What is our primary use case?
Our primary use of Datadog includes:
- Keeping a close look into our AWS resources. Monitoring our multiple RDS and ElastiCache instances play a big role in our indicators.
- Kubernetes. We aren't using all of the available Kubernetes integrations but the few of them that work out of the box adds great value to our metrics.
- Monitoring and alerting. We wired our most relevant monitoring and alerts to services like PagerDuty, and for the rest of them, we keep our engineers up to date with constant Slack updates.
How has it helped my organization?
Observability is something that a lot of Companies are trying to achieve. Having a clear view, not only of our infrastructure but our apps and services as well, has brought a great added value to our customers.
For a logging solution, we use to have Papertrail. It did the trick but having a single point that manages and indexes all the logs is a BIG improvement. Also, having the option to generate metrics from logs is a game-changer that we're trying to include in our monitoring strategy.
I would like to say the same about APM but the support for PHP seems to be somewhat lacking. It works but I think this service could provide us more information.
What is most valuable?
With respect to logs, we used to integrate various kinds of tools to achieve very basic tasks and it always felt like a very fragile solution. I think logs are by far the most useful feature and at the same time, the one that we could improve.
APM - This is either a hit or miss, allow me to explain: we use various programming languages, mainly PHP and Ruby, and the traces generated don't always provide all of the information we want. For example, we get a great level of detail for the SQL queries that the app generates but not so much for the PHP side. It's hard to track where exactly where all of the bottlenecks are, so some analysis tools for APM could make a good addition.
What needs improvement?
Please add PHP profiling; you already have it for other popular programming languages such as Python and Java, which is great because we have a little bit of those, but our main app is powered by PHP and we don't have profiling for this yet. I guess it's only a matter of time for this to be added, so in the meanwhile, you can consider this review as a vote for the PHP profiling support.
The pricing model could be simplified as it feels a bit outdated, especially when you look at the billing model of compute instances vs the containers instances.
For how long have I used the solution?
We have been using Datadog for one year.
What do I think about the stability of the solution?
It's pretty stable for the main integrations. There was only one time where Datadog was down and that was scary since all of our monitoring is handled by Datadog. There was a lot of uncertainty while the outage was in place.
What do I think about the scalability of the solution?
For everyday use, it's adequate, but for very specific tasks, not so much. There was a time where I had to do a big export and as expected, the API is somewhat limited. Since it was a one-time task, it was not a big deal but if this was a regular task, I wouldn't be happy about it.

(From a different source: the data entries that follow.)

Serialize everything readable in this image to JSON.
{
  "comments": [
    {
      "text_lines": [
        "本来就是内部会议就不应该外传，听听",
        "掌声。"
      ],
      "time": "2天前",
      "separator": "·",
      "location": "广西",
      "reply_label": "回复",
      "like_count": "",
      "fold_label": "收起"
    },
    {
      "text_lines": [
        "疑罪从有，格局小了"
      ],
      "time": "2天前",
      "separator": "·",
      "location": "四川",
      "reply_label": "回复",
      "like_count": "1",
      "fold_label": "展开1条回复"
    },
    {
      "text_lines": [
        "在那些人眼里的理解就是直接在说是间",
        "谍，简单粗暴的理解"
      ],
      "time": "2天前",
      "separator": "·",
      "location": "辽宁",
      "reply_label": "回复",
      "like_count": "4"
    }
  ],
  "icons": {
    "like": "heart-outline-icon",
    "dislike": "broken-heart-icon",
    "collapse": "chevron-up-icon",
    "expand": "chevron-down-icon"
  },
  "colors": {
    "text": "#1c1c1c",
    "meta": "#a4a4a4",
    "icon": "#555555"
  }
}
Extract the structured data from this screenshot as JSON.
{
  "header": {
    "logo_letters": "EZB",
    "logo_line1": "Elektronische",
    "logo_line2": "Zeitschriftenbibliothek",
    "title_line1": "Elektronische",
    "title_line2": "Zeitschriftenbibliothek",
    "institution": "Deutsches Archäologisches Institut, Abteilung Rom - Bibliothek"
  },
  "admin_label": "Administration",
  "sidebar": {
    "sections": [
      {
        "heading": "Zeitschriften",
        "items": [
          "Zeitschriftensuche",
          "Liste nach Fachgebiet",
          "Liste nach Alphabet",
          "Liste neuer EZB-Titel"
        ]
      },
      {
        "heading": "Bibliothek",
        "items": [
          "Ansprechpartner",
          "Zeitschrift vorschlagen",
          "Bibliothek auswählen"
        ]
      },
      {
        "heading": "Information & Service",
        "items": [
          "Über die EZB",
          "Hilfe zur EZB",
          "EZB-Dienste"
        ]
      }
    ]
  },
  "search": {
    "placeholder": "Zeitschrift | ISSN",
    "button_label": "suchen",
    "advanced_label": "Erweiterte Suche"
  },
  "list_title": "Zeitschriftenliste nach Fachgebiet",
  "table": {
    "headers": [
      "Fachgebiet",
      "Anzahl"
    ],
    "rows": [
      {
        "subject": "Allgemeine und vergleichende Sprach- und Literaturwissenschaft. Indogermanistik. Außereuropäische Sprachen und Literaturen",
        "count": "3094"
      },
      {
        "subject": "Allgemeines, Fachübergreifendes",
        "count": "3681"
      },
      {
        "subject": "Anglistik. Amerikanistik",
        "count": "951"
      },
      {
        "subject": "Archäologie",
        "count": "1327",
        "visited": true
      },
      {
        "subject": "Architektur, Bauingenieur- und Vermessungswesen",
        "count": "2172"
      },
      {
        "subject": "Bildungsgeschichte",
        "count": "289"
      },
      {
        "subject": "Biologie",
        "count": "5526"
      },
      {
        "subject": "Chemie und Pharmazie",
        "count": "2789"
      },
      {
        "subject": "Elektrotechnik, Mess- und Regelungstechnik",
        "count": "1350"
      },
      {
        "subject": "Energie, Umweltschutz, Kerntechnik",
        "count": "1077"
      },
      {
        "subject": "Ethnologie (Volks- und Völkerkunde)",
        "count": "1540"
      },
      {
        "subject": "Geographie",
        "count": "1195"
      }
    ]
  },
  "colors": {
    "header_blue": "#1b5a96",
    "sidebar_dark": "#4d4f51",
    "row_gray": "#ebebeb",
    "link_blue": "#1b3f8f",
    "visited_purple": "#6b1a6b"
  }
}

How are customer service and technical support?
For small tasks, I think it's great. For specialized support, it feels like you're under-staffed, having to wait days/weeks for a solution is a big NO-NO.
Which solution did I use previously and why did I switch?
I've used a few other products such as NewRelic and AppDynamics. The switch is usually affected by two factors: pricing and convenience.
How was the initial setup?
Getting APM metrics out of Kubernetes is always a painful task. We got support to take a look at this and we had to go through various iterations to get it right, and then AGAIN the next year. This was a bad experience.
What about the implementation team?
It was all implemented in-house. The documentation is fairly up to date, for the most part.
What's my experience with pricing, setup cost, and licensing?
Pricing is somewhat affordable compared to other solutions but in order to really lower the costs of other products you need to plan very carefully your resources usage, otherwise, it can get expensive real quick.
Which other solutions did I evaluate?
Unfortunately, it wasn't my call to include Datadog for this Company but sure I'm glad that the Lead Architect took this decision. It brought many improvements in a small span of time.
What other advice do I have?
Please add PHP profiling soon!
Which deployment model are you using for this solution?
Public Cloud
Disclosure: I am a real user, and this review is based on my own experience and opinions.